Posted to user@spark.apache.org by Richard Tsai <ri...@gmail.com> on 2017/04/01 07:29:21 UTC

[Spark Core]: flatMap/reduceByKey seems to be quite slow with Long keys on some distributions

Hi all,

I'm using Spark to process some corpora and I need to count the occurrence
of each 2-gram. I started with counting tuples (wordID1, wordID2) and it
worked fine except the large memory usage and gc overhead due to the
substantial number of small tuple objects. Then I tried to pack a pair of
Int into a Long, and the gc overhead did reduce greatly, but the run time
also increased several times.

I ran some small experiments with random data on different distributions.
It seems that the performance issue only occurs on exponential distributed
data. The example code is attached.

The job is split into two stages, flatMap() and count(). When counting
Tuples, flatMap() takes about 6s and count() takes about 2s, while when
counting Longs, flatMap() takes 18s and count() takes 10s.

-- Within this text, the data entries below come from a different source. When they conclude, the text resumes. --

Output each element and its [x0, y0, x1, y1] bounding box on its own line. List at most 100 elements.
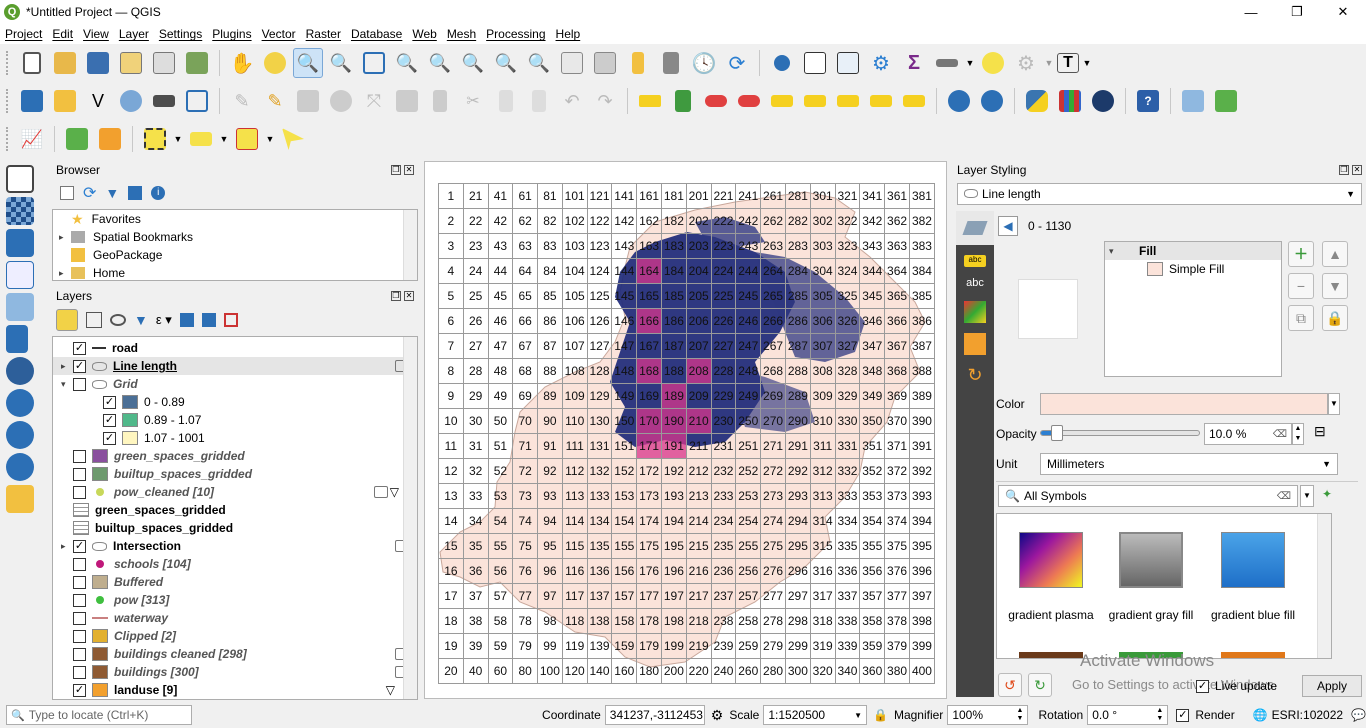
cut-icon[interactable]: ✂	[466, 93, 480, 110]
zoom-selection-icon[interactable]: 🔍	[395, 52, 419, 73]
layer-visibility-checkbox[interactable]	[73, 449, 86, 463]
unit-combo[interactable]: Millimeters ▼	[1040, 453, 1338, 475]
messages-icon[interactable]: 💬	[1351, 708, 1366, 722]
add-raster-layer-icon[interactable]	[6, 197, 34, 225]
move-down-button[interactable]: ▼	[1322, 273, 1348, 299]
layer-row[interactable]: ✓ 0 - 0.89	[53, 393, 417, 411]
opacity-spinbox[interactable]: 10.0 % ⌫	[1204, 423, 1292, 445]
menu-layer[interactable]: Layer	[118, 27, 149, 41]
symbol-layer-simple-fill[interactable]: Simple Fill	[1105, 260, 1281, 278]
layer-visibility-checkbox[interactable]: ✓	[73, 341, 86, 355]
chevron-down-icon[interactable]: ▼	[219, 134, 229, 144]
expander-icon[interactable]: ▾	[61, 378, 66, 389]
select-location-icon[interactable]	[278, 124, 308, 154]
pin-labels-icon[interactable]	[701, 86, 731, 116]
symbol-layer-fill[interactable]: ▾ Fill	[1105, 242, 1281, 260]
menu-mesh[interactable]: Mesh	[446, 27, 477, 41]
menu-edit[interactable]: Edit	[52, 27, 74, 41]
chevron-down-icon[interactable]: ▼	[173, 134, 183, 144]
menu-project[interactable]: Project	[5, 27, 43, 41]
browser-item-home[interactable]: ▸ Home	[59, 266, 126, 280]
zoom-next-icon[interactable]: 🔍	[527, 52, 551, 73]
labels-tab-icon[interactable]: abc	[964, 255, 986, 267]
layer-visibility-checkbox[interactable]	[73, 629, 86, 643]
layer-visibility-checkbox[interactable]: ✓	[103, 413, 116, 427]
help-icon[interactable]: ?	[1133, 86, 1163, 116]
layer-row[interactable]: buildings cleaned [298]	[53, 645, 417, 663]
menu-help[interactable]: Help	[555, 27, 581, 41]
layer-row[interactable]: ✓ 0.89 - 1.07	[53, 411, 417, 429]
add-selected-icon[interactable]	[60, 186, 74, 200]
menu-settings[interactable]: Settings	[158, 27, 203, 41]
new-geopackage-icon[interactable]	[50, 86, 80, 116]
save-edits-icon[interactable]	[293, 86, 323, 116]
symbol-gradient-plasma[interactable]: gradient plasma	[1001, 532, 1101, 622]
locate-input[interactable]: 🔍 Type to locate (Ctrl+K)	[6, 705, 193, 725]
layer-visibility-checkbox[interactable]: ✓	[103, 395, 116, 409]
layer-visibility-checkbox[interactable]	[73, 647, 86, 661]
new-virtual-layer-icon[interactable]	[149, 86, 179, 116]
chevron-down-icon[interactable]: ▼	[1328, 393, 1340, 415]
scale-combo[interactable]: 1:1520500 ▼	[763, 705, 867, 725]
copy-icon[interactable]	[491, 86, 521, 116]
float-panel-icon[interactable]: ❐	[1339, 165, 1349, 175]
layer-row[interactable]: ▾ Grid	[53, 375, 417, 393]
close-panel-icon[interactable]: ✕	[404, 291, 414, 301]
layer-row[interactable]: ✓ road	[53, 339, 417, 357]
select-by-value-icon[interactable]	[186, 124, 216, 154]
menu-web[interactable]: Web	[412, 27, 437, 41]
coordinate-field[interactable]: 341237,-3112453	[604, 705, 705, 725]
edit-disabled-icon[interactable]: ✎	[234, 90, 250, 111]
label-options-icon[interactable]	[899, 86, 929, 116]
new-bookmark-icon[interactable]	[623, 48, 653, 78]
label-props-icon[interactable]	[866, 86, 896, 116]
symbol-search-field[interactable]: 🔍 All Symbols ⌫	[998, 485, 1298, 507]
layer-row[interactable]: ✓ landuse [9] ▽	[53, 681, 417, 699]
add-group-icon[interactable]	[86, 312, 102, 328]
add-virtual-icon[interactable]	[6, 485, 34, 513]
snapping-icon[interactable]	[95, 124, 125, 154]
3d-view-tab-icon[interactable]	[964, 301, 986, 323]
layer-row[interactable]: green_spaces_gridded	[53, 501, 417, 519]
settings-disabled-icon[interactable]: ⚙	[1017, 52, 1035, 75]
change-label-icon[interactable]	[833, 86, 863, 116]
expander-icon[interactable]: ▸	[61, 540, 66, 551]
save-project-button[interactable]	[83, 48, 113, 78]
browser-scrollbar[interactable]	[403, 210, 417, 280]
lock-scale-icon[interactable]: 🔒	[873, 708, 888, 722]
symbol-scrollbar[interactable]	[1317, 514, 1331, 658]
open-styling-icon[interactable]	[56, 309, 78, 331]
add-postgis-icon[interactable]	[6, 357, 34, 385]
filter-icon[interactable]: ▽	[389, 485, 399, 499]
live-update-checkbox[interactable]: ✓ Live update	[1196, 679, 1278, 693]
refresh-icon[interactable]: ⟳	[728, 52, 746, 75]
style-manager-icon[interactable]: ✦	[1322, 487, 1333, 501]
layer-row[interactable]: ▸ ✓ Line length	[53, 357, 417, 375]
color-button[interactable]	[1040, 393, 1328, 415]
remove-layer-icon[interactable]	[223, 313, 238, 327]
zoom-native-icon[interactable]: 🔍	[461, 52, 485, 73]
wfs-icon[interactable]	[977, 86, 1007, 116]
minimize-button[interactable]: —	[1244, 4, 1258, 20]
attribute-table-icon[interactable]	[800, 48, 830, 78]
layer-row[interactable]: builtup_spaces_gridded	[53, 465, 417, 483]
menu-database[interactable]: Database	[350, 27, 403, 41]
redo-icon[interactable]: ↻	[1028, 673, 1052, 697]
add-wms-icon[interactable]	[6, 389, 34, 417]
layer-visibility-checkbox[interactable]	[73, 467, 86, 481]
layer-visibility-checkbox[interactable]	[73, 557, 86, 571]
chevron-down-icon[interactable]: ▼	[1044, 58, 1054, 68]
expand-all-icon[interactable]	[179, 313, 194, 327]
collapse-all-icon[interactable]	[128, 186, 143, 200]
layer-row[interactable]: schools [104]	[53, 555, 417, 573]
render-checkbox[interactable]: ✓	[1176, 708, 1190, 722]
rendering-tab-icon[interactable]	[964, 333, 986, 355]
layer-row[interactable]: ✓ 1.07 - 1001	[53, 429, 417, 447]
add-mesh-layer-icon[interactable]	[6, 229, 34, 257]
data-defined-override-icon[interactable]: ⊟	[1314, 423, 1326, 439]
layout-manager-button[interactable]	[149, 48, 179, 78]
data-source-manager-icon[interactable]	[17, 86, 47, 116]
opacity-slider[interactable]	[1040, 425, 1200, 441]
clear-icon[interactable]: ⌫	[1272, 428, 1287, 440]
maximize-button[interactable]: ❐	[1291, 4, 1303, 19]
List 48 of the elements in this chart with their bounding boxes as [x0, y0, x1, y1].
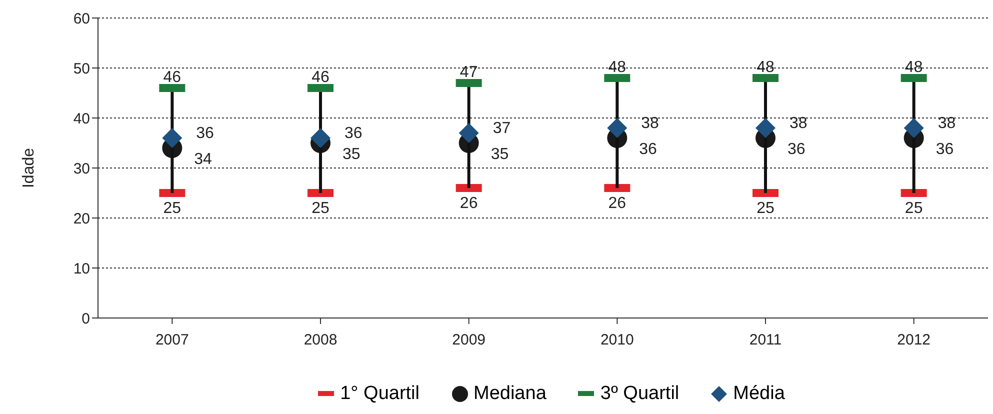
y-tick-label: 50 — [73, 60, 90, 78]
data-label: 25 — [312, 200, 330, 218]
data-label: 38 — [641, 115, 660, 132]
legend-label: Média — [733, 383, 785, 405]
y-tick-label: 20 — [73, 210, 90, 228]
legend-label: 1° Quartil — [340, 383, 420, 405]
point — [607, 118, 628, 138]
point — [310, 128, 330, 148]
data-label: 38 — [790, 115, 808, 132]
data-label: 36 — [639, 141, 658, 158]
data-label: 36 — [936, 141, 954, 158]
legend-label: Mediana — [474, 383, 546, 405]
point — [756, 118, 776, 138]
point — [162, 128, 182, 148]
x-tick-label: 2010 — [600, 332, 634, 349]
data-label: 48 — [756, 59, 774, 76]
y-tick-label: 10 — [73, 260, 90, 278]
x-tick-label: 2009 — [452, 332, 486, 349]
y-axis-title: Idade — [20, 148, 38, 188]
data-label: 46 — [312, 69, 330, 86]
data-label: 36 — [344, 125, 362, 142]
x-tick-label: 2008 — [304, 332, 338, 349]
data-label: 36 — [196, 125, 214, 142]
data-label: 25 — [163, 200, 182, 218]
data-label: 25 — [756, 200, 774, 218]
data-label: 47 — [460, 64, 478, 82]
data-label: 35 — [342, 146, 360, 164]
y-tick-label: 60 — [73, 10, 90, 28]
data-label: 26 — [460, 195, 478, 212]
data-label: 34 — [194, 151, 212, 168]
data-label: 35 — [490, 146, 509, 164]
data-label: 48 — [608, 59, 626, 76]
y-tick-label: 0 — [82, 310, 90, 328]
data-label: 38 — [938, 115, 956, 132]
y-tick-label: 30 — [73, 160, 90, 178]
point — [458, 123, 479, 143]
data-label: 48 — [904, 59, 923, 76]
x-tick-label: 2011 — [749, 332, 782, 349]
data-label: 46 — [163, 69, 182, 86]
data-label: 25 — [904, 200, 923, 218]
data-label: 26 — [608, 195, 626, 212]
x-tick-label: 2012 — [897, 332, 931, 349]
y-tick-label: 40 — [73, 110, 90, 128]
point — [904, 118, 924, 138]
data-label: 37 — [492, 120, 511, 138]
x-tick-label: 2007 — [155, 332, 189, 349]
data-label: 36 — [788, 141, 806, 158]
legend-label: 3º Quartil — [600, 383, 680, 405]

I haven't look into Spark's implementation of flatMap/reduceByKey, but I
guess Spark has some specializations for Long keys which happen to perform
not very well on some specific distributions. Does anyone have ideas about
this?

Best wishes,
Richard

// lines of word IDs
val data = (1 to 5000).par.map({ _ =>
  (1 to 1000) map { _ => (-1000 * Math.log(Random.nextDouble)).toInt }
}).seq

// count Tuples, fast
sc parallelize(data) flatMap { line =>
  val first = line.iterator
  val second = line.iterator.drop(1)
  for (pair <- first zip(second))
    yield (pair, 1L)
} reduceByKey { _ + _ } count()

// count Long, slow
sc parallelize(data) flatMap { line =>
  val first = line.iterator
  val second = line.iterator.drop(1)
  for ((a, b) <- first zip(second))
    yield ((a.toLong << 32) | b, 1L)
} reduceByKey { _ + _ } count()